In contrast, summer temperatures in offshore surface seas that are a stable 14oC off the Scottish coast and 17oC in the south and west of England, can be amplified by the heat of the sun if the low tide occurs during the middle of the day (e.g. Sussex). In the higher pools, that are not refreshed by the incoming neap tides, evaporation may cause the salinity to rise above the standard 3.4% (at 15oC, the S.G. = 1.025), which is the normal figure in the North Sea, and in the coastal waters around most of Britain. Saline pools over 3.7% salinity (at 15oC, the S.G = 1.027) are described as metahaline. Conditions in pools near low water mark are exposed to the terrestrial explorer only for an hour or two at Spring tides, are likely to resemble the open seas.
As far as the seaside naturalist is concerned, or the aquarist wishing to study British fish and invertebrate life under controlled aquarium conditions, the ecology (science of the relationship of animals to their environment) of the shore is of essential interest. Generally, the sea is a stable environment, the salinity, proportions of essential salts, temperature,, oxygen content, nitrogen-ion balance (pH), varies between narrow parameters.
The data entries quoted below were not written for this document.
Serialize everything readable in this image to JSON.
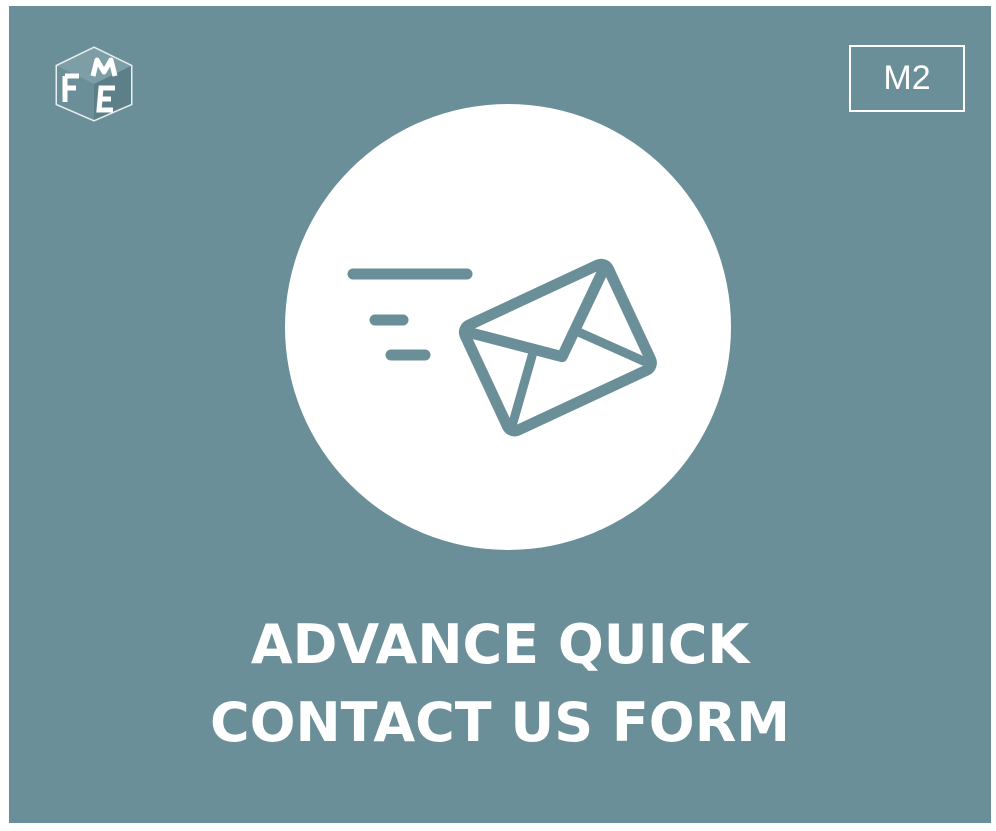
{
  "logo": {
    "letters": "FME",
    "icon": "fme-logo-cube"
  },
  "badge": {
    "label": "M2"
  },
  "hero": {
    "icon": "fast-mail-envelope-icon"
  },
  "title": {
    "line1": "ADVANCE QUICK",
    "line2": "CONTACT US FORM"
  },
  "colors": {
    "background": "#6b8f98",
    "circle": "#ffffff",
    "text": "#ffffff",
    "icon_stroke": "#6b8f98"
  }
}
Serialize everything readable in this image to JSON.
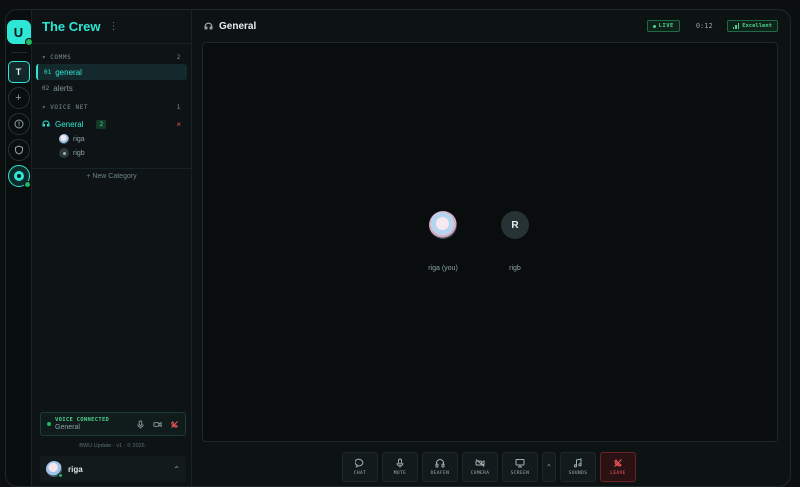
{
  "server": {
    "name": "The Crew",
    "logo_letter": "U",
    "rail": [
      {
        "label": "T",
        "icon": "server-initial"
      },
      {
        "label": "+",
        "icon": "plus-icon"
      },
      {
        "label": "",
        "icon": "compass-icon"
      },
      {
        "label": "",
        "icon": "shield-icon"
      }
    ]
  },
  "sidebar": {
    "categories": [
      {
        "name": "COMMS",
        "count": "2"
      },
      {
        "name": "VOICE NET",
        "count": "1"
      }
    ],
    "text_channels": [
      {
        "prefix": "01",
        "name": "general",
        "active": true
      },
      {
        "prefix": "02",
        "name": "alerts",
        "active": false
      }
    ],
    "voice_channel": {
      "name": "General",
      "count": "2",
      "close": "×"
    },
    "members": [
      {
        "name": "riga",
        "avatar": "image"
      },
      {
        "name": "rigb",
        "avatar": "default"
      }
    ],
    "new_category": "+ New Category",
    "voice_status": {
      "status": "VOICE CONNECTED",
      "channel": "General"
    },
    "footer": "BWU Update · v1 · © 2026",
    "user": {
      "name": "riga"
    }
  },
  "main": {
    "title": "General",
    "live_label": "LIVE",
    "timer": "0:12",
    "quality": "Excellent",
    "participants": [
      {
        "name": "riga (you)",
        "initial": "",
        "avatar": "image"
      },
      {
        "name": "rigb",
        "initial": "R",
        "avatar": "letter"
      }
    ],
    "controls": [
      {
        "label": "CHAT",
        "icon": "chat-icon"
      },
      {
        "label": "MUTE",
        "icon": "mic-icon"
      },
      {
        "label": "DEAFEN",
        "icon": "headphones-icon"
      },
      {
        "label": "CAMERA",
        "icon": "camera-off-icon"
      },
      {
        "label": "SCREEN",
        "icon": "screen-icon"
      },
      {
        "label": "",
        "icon": "chevron-up-icon"
      },
      {
        "label": "SOUNDS",
        "icon": "music-icon"
      },
      {
        "label": "LEAVE",
        "icon": "phone-off-icon"
      }
    ]
  },
  "colors": {
    "accent": "#2ee6d6",
    "online": "#1fb95f",
    "danger": "#ff5b5b",
    "bg": "#0b0f10"
  }
}
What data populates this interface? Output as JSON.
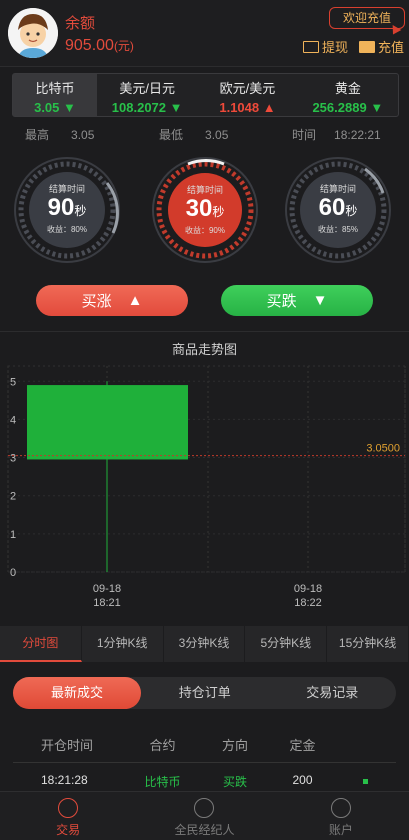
{
  "header": {
    "balance_label": "余额",
    "balance_value": "905.00",
    "balance_unit": "(元)",
    "welcome": "欢迎充值",
    "withdraw": "提现",
    "recharge": "充值"
  },
  "tickers": [
    {
      "name": "比特币",
      "price": "3.05",
      "dir": "▼"
    },
    {
      "name": "美元/日元",
      "price": "108.2072",
      "dir": "▼"
    },
    {
      "name": "欧元/美元",
      "price": "1.1048",
      "dir": "▲"
    },
    {
      "name": "黄金",
      "price": "256.2889",
      "dir": "▼"
    }
  ],
  "stats": {
    "high_label": "最高",
    "high": "3.05",
    "low_label": "最低",
    "low": "3.05",
    "time_label": "时间",
    "time": "18:22:21"
  },
  "gauges": [
    {
      "cap": "结算时间",
      "num": "90",
      "unit": "秒",
      "yield": "收益：80%"
    },
    {
      "cap": "结算时间",
      "num": "30",
      "unit": "秒",
      "yield": "收益：90%"
    },
    {
      "cap": "结算时间",
      "num": "60",
      "unit": "秒",
      "yield": "收益：85%"
    }
  ],
  "actions": {
    "buy_up": "买涨",
    "buy_up_icon": "▲",
    "buy_down": "买跌",
    "buy_down_icon": "▼"
  },
  "chart_title": "商品走势图",
  "chart_data": {
    "type": "candlestick",
    "title": "商品走势图",
    "yticks": [
      "0",
      "1",
      "2",
      "3",
      "4",
      "5"
    ],
    "ylim": [
      0,
      5.4
    ],
    "x_labels": [
      {
        "date": "09-18",
        "time": "18:21"
      },
      {
        "date": "09-18",
        "time": "18:22"
      }
    ],
    "candles": [
      {
        "time": "18:21",
        "open": 2.95,
        "close": 4.9,
        "high": 5.0,
        "low": 0
      }
    ],
    "last_price": 3.05,
    "last_price_label": "3.0500",
    "colors": {
      "candle": "#1fb03a",
      "last_line": "#c0392b",
      "last_label": "#e0a030"
    }
  },
  "ktabs": [
    "分时图",
    "1分钟K线",
    "3分钟K线",
    "5分钟K线",
    "15分钟K线"
  ],
  "segments": [
    "最新成交",
    "持仓订单",
    "交易记录"
  ],
  "table": {
    "headers": [
      "开仓时间",
      "合约",
      "方向",
      "定金"
    ],
    "rows": [
      {
        "time": "18:21:28",
        "contract": "比特币",
        "direction": "买跌",
        "amount": "200"
      }
    ]
  },
  "tabbar": [
    "交易",
    "全民经纪人",
    "账户"
  ]
}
However, the littoral (shore) zone experiences greater variations. This has significance because the fish and invertebrate life that regularly inhabit the shore evolve special strategies to deal with the fluctuating environmental conditions. This means that they are often the easiest of marine creatures to keep in aquaria. With British species, the temperature needs to be kept low, below 19oC.
Briefly, two methods are employed to deal with the bionomical problems. They are:
1) PHYSIOLOGICAL ADAPTATION
Fish and invertebrates are able to adapt to variable conditions because of the functions of their bodily organs.
Shore and estaurine animals that are able to live in lowered salinities are called osmoregulators. their body fluids are controlled by the operation of a salt pump. These animals are few in number, distinguished on British shores by the Shore Crab, Carcinus maenas. Brackish water has a salinity of less than 3.0% (at 15oC, the S.G. = 1.022).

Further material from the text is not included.